Human: What should I drink in the morning?

Assistant: Based on what you've told me, you prefer coffee over tea. Would you like coffee recommendations?

Learning Over Time

# Agent learns about user's work
client.add_to_archival_memory("sam", "John works on machine learning projects at TechCorp")
client.add_to_archival_memory("sam", "John uses PyTorch for deep learning")
client.add_to_archival_memory("sam", "John is preparing for an ML conference talk")
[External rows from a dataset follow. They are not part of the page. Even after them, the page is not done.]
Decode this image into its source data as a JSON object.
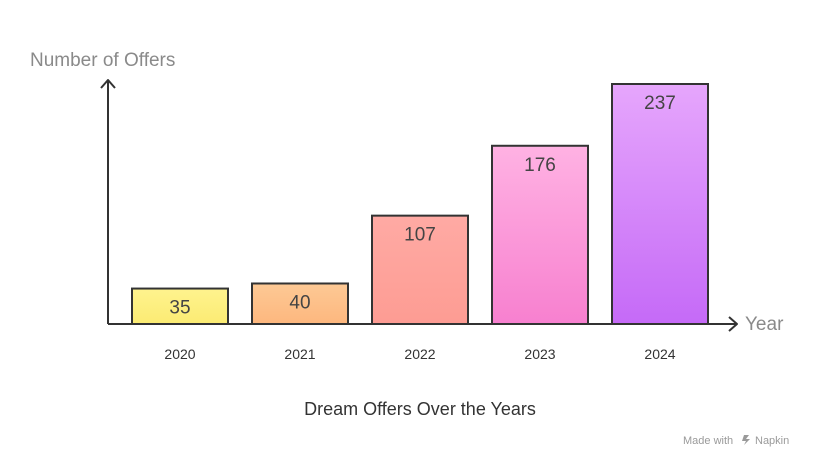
{
  "chart_data": {
    "type": "bar",
    "title": "Dream Offers Over the Years",
    "xlabel": "Year",
    "ylabel": "Number of Offers",
    "categories": [
      "2020",
      "2021",
      "2022",
      "2023",
      "2024"
    ],
    "values": [
      35,
      40,
      107,
      176,
      237
    ],
    "ylim": [
      0,
      237
    ],
    "bar_gradients": [
      [
        "#fff38e",
        "#fbeb73"
      ],
      [
        "#fdc995",
        "#fdb77e"
      ],
      [
        "#ffaaa4",
        "#fd9c93"
      ],
      [
        "#ffb2e3",
        "#f780cf"
      ],
      [
        "#e6a6fc",
        "#c56af7"
      ]
    ],
    "stroke_color": "#333333",
    "grid": false
  },
  "footer": {
    "credit": "Made with",
    "brand": "Napkin",
    "brand_icon": "napkin-logo-icon"
  }
}
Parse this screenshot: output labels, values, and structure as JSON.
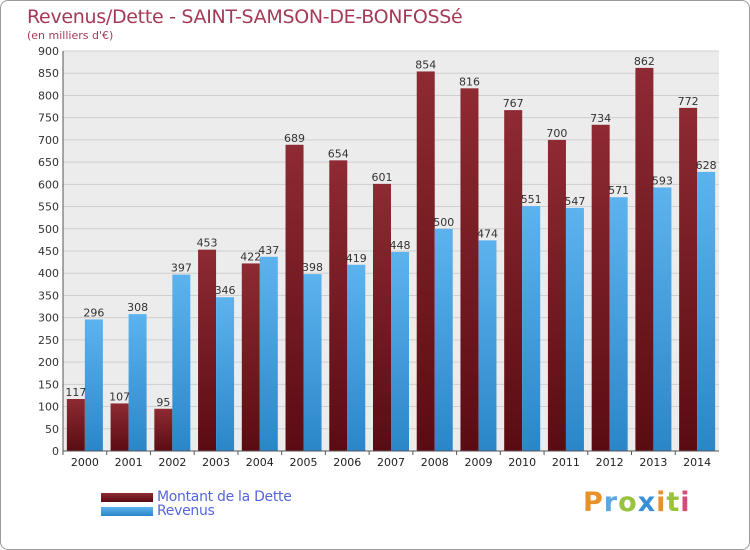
{
  "title": "Revenus/Dette - SAINT-SAMSON-DE-BONFOSSé",
  "subtitle": "(en milliers d'€)",
  "colors": {
    "dette": "#7a1f27",
    "revenus": "#4aa6e6",
    "grid": "#cfcfcf",
    "plot_bg": "#ececec",
    "title": "#a53a55"
  },
  "legend": {
    "dette_label": "Montant de la Dette",
    "revenus_label": "Revenus"
  },
  "logo": {
    "text": "Proxiti",
    "name": "proxiti-logo"
  },
  "chart_data": {
    "type": "bar",
    "title": "Revenus/Dette - SAINT-SAMSON-DE-BONFOSSé",
    "subtitle": "(en milliers d'€)",
    "xlabel": "",
    "ylabel": "",
    "categories": [
      "2000",
      "2001",
      "2002",
      "2003",
      "2004",
      "2005",
      "2006",
      "2007",
      "2008",
      "2009",
      "2010",
      "2011",
      "2012",
      "2013",
      "2014"
    ],
    "series": [
      {
        "name": "Montant de la Dette",
        "color": "#7a1f27",
        "values": [
          117,
          107,
          95,
          453,
          422,
          689,
          654,
          601,
          854,
          816,
          767,
          700,
          734,
          862,
          772
        ]
      },
      {
        "name": "Revenus",
        "color": "#4aa6e6",
        "values": [
          296,
          308,
          397,
          346,
          437,
          398,
          419,
          448,
          500,
          474,
          551,
          547,
          571,
          593,
          628
        ]
      }
    ],
    "ylim": [
      0,
      900
    ],
    "yticks": [
      0,
      50,
      100,
      150,
      200,
      250,
      300,
      350,
      400,
      450,
      500,
      550,
      600,
      650,
      700,
      750,
      800,
      850,
      900
    ],
    "grid": true,
    "legend_position": "bottom-left"
  }
}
# Later conversations will reference this knowledge

Memory Persistence

All memory is stored in a local database (SQLite by default) and persists across:

Agent restarts
System reboots
Letta version updates

Advanced Memory Features

Memory Blocks

Core memory is organized into blocks:

# View memory blocks
blocks = client.get_memory_blocks("sam")
for block in blocks:
    print(f"{block.name}: {block.value}")

Custom Memory Types

For advanced users, you can create custom memory blocks and retrieval strategies.

Best Practices

Core Memory: Keep only essential, frequently-used information
Archival Memory: Store detailed facts, events, and preferences
Regular Cleanup: Periodically review and clean up outdated information
Structured Storage: Use consistent formats for better retrieval

Memory vs. Traditional Chatbots

Aspect	Traditional Chatbot	Letta Agent
Context	Limited to current conversation	Unlimited via hierarchical memory
Learning	None	Learns and remembers over time
Personalization	Basic	Deeply personalized experiences
Consistency	May contradict itself	Maintains consistent knowledge

Next: Configure agent personalities and behavior with system prompts and models.
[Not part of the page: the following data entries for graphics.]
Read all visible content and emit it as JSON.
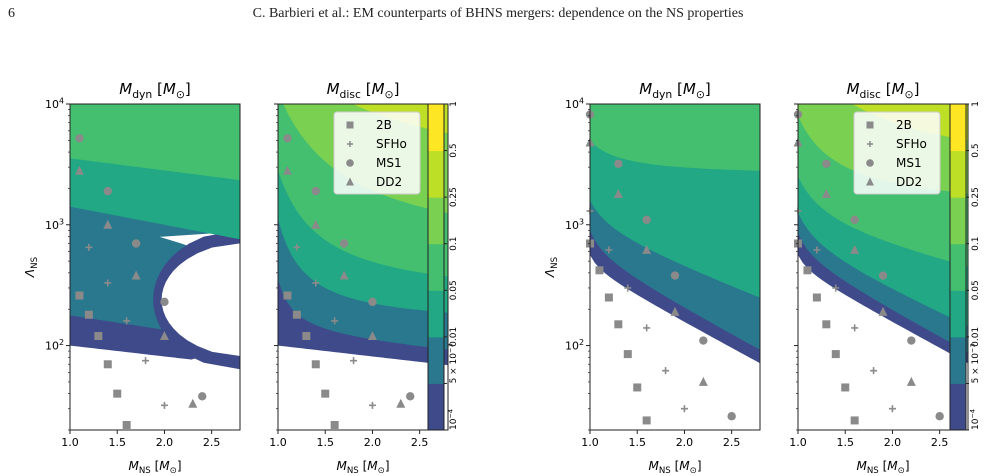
{
  "header": {
    "page_number": "6",
    "running_head": "C. Barbieri et al.: EM counterparts of BHNS mergers: dependence on the NS properties"
  },
  "figure": {
    "panel_titles": {
      "dyn": "M_dyn [M_⊙]",
      "disc": "M_disc [M_⊙]"
    },
    "axis_labels": {
      "y": "Λ_NS",
      "x": "M_NS [M_⊙]"
    },
    "x_ticks": [
      "1.0",
      "1.5",
      "2.0",
      "2.5"
    ],
    "y_ticks": [
      "10^2",
      "10^3",
      "10^4"
    ],
    "colorbar_ticks": [
      "10^-4",
      "5 × 10^-3",
      "0.01",
      "0.05",
      "0.1",
      "0.25",
      "0.5",
      "1"
    ],
    "legend": [
      {
        "label": "2B",
        "marker": "square"
      },
      {
        "label": "SFHo",
        "marker": "plus"
      },
      {
        "label": "MS1",
        "marker": "circle"
      },
      {
        "label": "DD2",
        "marker": "triangle"
      }
    ],
    "colors": {
      "levels": [
        "#3e4a89",
        "#2a788e",
        "#22a884",
        "#44bf70",
        "#7ad151",
        "#bddf26",
        "#fde725"
      ],
      "marker": "#8a8a8a"
    }
  },
  "chart_data": [
    {
      "type": "heatmap",
      "title": "M_dyn [M_⊙]",
      "xlabel": "M_NS [M_⊙]",
      "ylabel": "Λ_NS",
      "xlim": [
        1.0,
        2.8
      ],
      "ylim": [
        20,
        10000
      ],
      "y_scale": "log",
      "levels": [
        0.0001,
        0.005,
        0.01,
        0.05,
        0.1,
        0.25,
        0.5,
        1
      ],
      "series": [
        {
          "name": "2B",
          "x": [
            1.1,
            1.2,
            1.3,
            1.4,
            1.5,
            1.6
          ],
          "y": [
            260,
            180,
            120,
            70,
            40,
            22
          ]
        },
        {
          "name": "SFHo",
          "x": [
            1.2,
            1.4,
            1.6,
            1.8,
            2.0
          ],
          "y": [
            650,
            330,
            160,
            75,
            32
          ]
        },
        {
          "name": "MS1",
          "x": [
            1.1,
            1.4,
            1.7,
            2.0,
            2.4
          ],
          "y": [
            5200,
            1900,
            700,
            230,
            38
          ]
        },
        {
          "name": "DD2",
          "x": [
            1.1,
            1.4,
            1.7,
            2.0,
            2.3
          ],
          "y": [
            2800,
            1000,
            380,
            120,
            33
          ]
        }
      ]
    },
    {
      "type": "heatmap",
      "title": "M_disc [M_⊙]",
      "xlabel": "M_NS [M_⊙]",
      "xlim": [
        1.0,
        2.8
      ],
      "ylim": [
        20,
        10000
      ],
      "y_scale": "log",
      "levels": [
        0.0001,
        0.005,
        0.01,
        0.05,
        0.1,
        0.25,
        0.5,
        1
      ],
      "series": [
        {
          "name": "2B",
          "x": [
            1.1,
            1.2,
            1.3,
            1.4,
            1.5,
            1.6
          ],
          "y": [
            260,
            180,
            120,
            70,
            40,
            22
          ]
        },
        {
          "name": "SFHo",
          "x": [
            1.2,
            1.4,
            1.6,
            1.8,
            2.0
          ],
          "y": [
            650,
            330,
            160,
            75,
            32
          ]
        },
        {
          "name": "MS1",
          "x": [
            1.1,
            1.4,
            1.7,
            2.0,
            2.4
          ],
          "y": [
            5200,
            1900,
            700,
            230,
            38
          ]
        },
        {
          "name": "DD2",
          "x": [
            1.1,
            1.4,
            1.7,
            2.0,
            2.3
          ],
          "y": [
            2800,
            1000,
            380,
            120,
            33
          ]
        }
      ]
    },
    {
      "type": "heatmap",
      "title": "M_dyn [M_⊙]",
      "xlabel": "M_NS [M_⊙]",
      "ylabel": "Λ_NS",
      "xlim": [
        1.0,
        2.8
      ],
      "ylim": [
        20,
        10000
      ],
      "y_scale": "log",
      "levels": [
        0.0001,
        0.005,
        0.01,
        0.05,
        0.1,
        0.25,
        0.5,
        1
      ],
      "series": [
        {
          "name": "2B",
          "x": [
            1.0,
            1.1,
            1.2,
            1.3,
            1.4,
            1.5,
            1.6
          ],
          "y": [
            700,
            420,
            250,
            150,
            85,
            45,
            24
          ]
        },
        {
          "name": "SFHo",
          "x": [
            1.0,
            1.2,
            1.4,
            1.6,
            1.8,
            2.0
          ],
          "y": [
            1300,
            620,
            300,
            140,
            62,
            30
          ]
        },
        {
          "name": "MS1",
          "x": [
            1.0,
            1.3,
            1.6,
            1.9,
            2.2,
            2.5
          ],
          "y": [
            8200,
            3200,
            1100,
            380,
            110,
            26
          ]
        },
        {
          "name": "DD2",
          "x": [
            1.0,
            1.3,
            1.6,
            1.9,
            2.2
          ],
          "y": [
            4800,
            1800,
            620,
            190,
            50
          ]
        }
      ]
    },
    {
      "type": "heatmap",
      "title": "M_disc [M_⊙]",
      "xlabel": "M_NS [M_⊙]",
      "xlim": [
        1.0,
        2.8
      ],
      "ylim": [
        20,
        10000
      ],
      "y_scale": "log",
      "levels": [
        0.0001,
        0.005,
        0.01,
        0.05,
        0.1,
        0.25,
        0.5,
        1
      ],
      "series": [
        {
          "name": "2B",
          "x": [
            1.0,
            1.1,
            1.2,
            1.3,
            1.4,
            1.5,
            1.6
          ],
          "y": [
            700,
            420,
            250,
            150,
            85,
            45,
            24
          ]
        },
        {
          "name": "SFHo",
          "x": [
            1.0,
            1.2,
            1.4,
            1.6,
            1.8,
            2.0
          ],
          "y": [
            1300,
            620,
            300,
            140,
            62,
            30
          ]
        },
        {
          "name": "MS1",
          "x": [
            1.0,
            1.3,
            1.6,
            1.9,
            2.2,
            2.5
          ],
          "y": [
            8200,
            3200,
            1100,
            380,
            110,
            26
          ]
        },
        {
          "name": "DD2",
          "x": [
            1.0,
            1.3,
            1.6,
            1.9,
            2.2
          ],
          "y": [
            4800,
            1800,
            620,
            190,
            50
          ]
        }
      ]
    }
  ]
}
What Problem Does This Solve?

Most teams struggle here because the hard part is not writing more code, but deciding clear boundaries for client, memory, John so behavior stays predictable as complexity grows.

In practical terms, this chapter helps you avoid three common failures:

coupling core logic too tightly to one implementation path
missing the handoff boundaries between setup, execution, and validation
shipping changes without clear rollback or observability strategy

After working through this chapter, you should be able to reason about Chapter 2: Memory Architecture in Letta as an operating subsystem inside Letta Tutorial: Stateful LLM Agents, with explicit contracts for inputs, state transitions, and outputs.

Use the implementation notes around name, add_to_archival_memory, letta as your checklist when adapting these patterns to your own repository.

How it Works Under the Hood

Under the hood, Chapter 2: Memory Architecture in Letta usually follows a repeatable control path:

Context bootstrap: initialize runtime config and prerequisites for client.
Input normalization: shape incoming data so memory receives stable contracts.
Core execution: run the main logic branch and propagate intermediate state through John.
Policy and safety checks: enforce limits, auth scopes, and failure boundaries.
Output composition: return canonical result payloads for downstream consumers.
Operational telemetry: emit logs/metrics needed for debugging and performance tuning.

When debugging, walk this sequence in order and confirm each stage has explicit success/failure conditions.

Source Walkthrough

Key source files in letta-ai/letta:

letta/memory.py -- CoreMemory, ArchivalMemory, RecallMemory base classes; __repr__ shows what's visible in context
letta/agent.py -- _build_system_message() assembles the context window by combining core memory blocks with tool definitions
letta/functions/function_sets/base.py -- built-in memory tools: archival_memory_search, archival_memory_insert, recall_memory_search

Suggested trace: watch how Agent.step() calls _build_system_message() to construct the prompt, then observe how archival search results get injected into the tool response context.